The write up just above shows the attitude that this cannot be due to the merits of the people involved. “Maybe it’s luck. Maybe it’s supernatural.” Well, how about maybe Jerry Jones, Jason Garrett, Stephen Jones, and Will McClay have worked really hard and figured things out?
This is not limited to the staff, either. There is a level of doubt about the players who were most responsible for the surprising season last year.

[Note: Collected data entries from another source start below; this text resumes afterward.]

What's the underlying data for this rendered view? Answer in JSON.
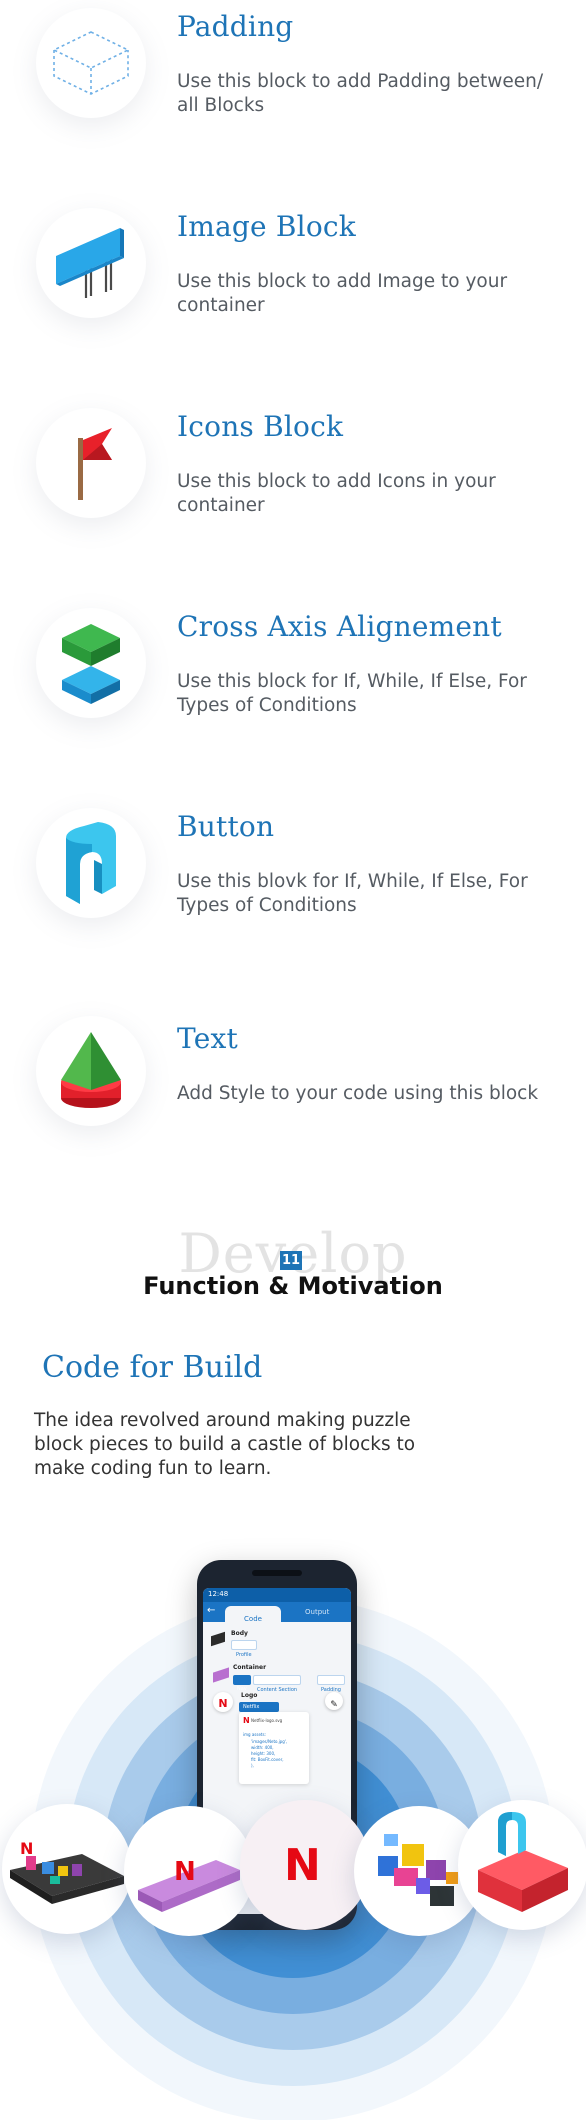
{
  "blocks": [
    {
      "title": "Padding",
      "description": "Use this block to add Padding between/ all Blocks",
      "icon": "padding-cube-icon"
    },
    {
      "title": "Image Block",
      "description": "Use this block to add Image to your container",
      "icon": "billboard-icon"
    },
    {
      "title": "Icons Block",
      "description": "Use this block to add Icons in your container",
      "icon": "flag-icon"
    },
    {
      "title": "Cross Axis Alignement",
      "description": "Use this block for If, While, If Else, For Types of Conditions",
      "icon": "stacked-blocks-icon"
    },
    {
      "title": "Button",
      "description": "Use this blovk for If, While, If Else, For Types of Conditions",
      "icon": "arch-block-icon"
    },
    {
      "title": "Text",
      "description": "Add Style to your code using this block",
      "icon": "cone-block-icon"
    }
  ],
  "section": {
    "background_word": "Develop",
    "number": "11",
    "title": "Function & Motivation"
  },
  "code_build": {
    "title": "Code for Build",
    "description": "The idea revolved around making puzzle block pieces to build a castle of blocks to make coding fun to learn."
  },
  "phone": {
    "time": "12:48",
    "tab_code": "Code",
    "tab_output": "Output",
    "node_body": "Body",
    "chip_profile": "Profile",
    "node_container": "Container",
    "chip_nav": "Nav",
    "chip_content": "Content Section",
    "chip_padding": "Padding",
    "node_logo": "Logo",
    "logo_tag": "Netflix",
    "logo_file": "Netflix-logo.svg",
    "img_lines": [
      "img assets:",
      "'images/Neto.jpg',",
      "width: 400,",
      "height: 300,",
      "fit: BoxFit.cover,",
      "),"
    ]
  },
  "colors": {
    "accent": "#1e74b6",
    "ring_outer": "#eaf2fa",
    "ring_mid": "#b8d4ee",
    "ring_inner": "#4c95d6"
  }
}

@Edwerderespn Dak has peaked. He really cannot play any better than he did his rookie year. Teams have a year of game tape. Will adjust.— Ivan Zambrano (@ILLuminatii23) April 16, 2017
@Tina4for4_ @johnsondavid601 @Jeffrey_len I am calling it now, Dallas will go 8-8. Dak will suffer a sophomore slump. Zeke will get ran into the ground. Their defense will be a sieve— starkies (@starkies) April 20, 2017
There are more, but you get the idea. The rookie years for Ezekiel Elliott and especially Dak Prescott were just flash-in-the-pan things. Everyone will have video on them and be able to stymie the Cowboys’ attack, while the defense will be no better, and probably worse.
Yet, consider what Albert Breer wrote for Sports Illustrated’s MMQB when he was talking about those other well-known rookies from last season, Jared Goff, Carson Wentz, and Paxton Lynch:
But we’ll start with the 2016 first-round quarterbacks, and what many coaches believe is the most critical offseason of any player’s career—the one between rookie year and Year 2, when growth should be at its most rapid.
Everybody is supposed to get better between their first and second seasons - except Dak and Zeke, apparently.
The Cowboys certainly aren’t going to be sneaking up on anyone this year. But by about week six last year, any team that wasn’t taking them seriously had only themselves to blame.
One thing that really is remarkable is the doubt that Dallas can have any sustained success, when the entire approach the team takes is built for sustainability. Acquiring talent primarily through the draft, valuing youth, locking up key talent on long term but ultimately more affordable contracts - it is all about the long view. The team deliberately eschews the quick fix in favor of a long term strategy.
And all of that goes back to the head coach and the GM (or GMs). Add it all together, and it just looks like a clear case of bias. After the stunning year the Cowboys had despite some one very severe bit of adversity, there is a lot of doubt outside of Dallas that they can carry things over into 2017 (and there are probably a few in Cowboys media that feel the same way).
For almost any other team, this would be a season of optimism, for the very reasons mentioned above. In almost any other NFL city, the head coach and GM would be having praise heaped on them.
But this is Dallas. And no one will believe much of anything good - until it is forced on them.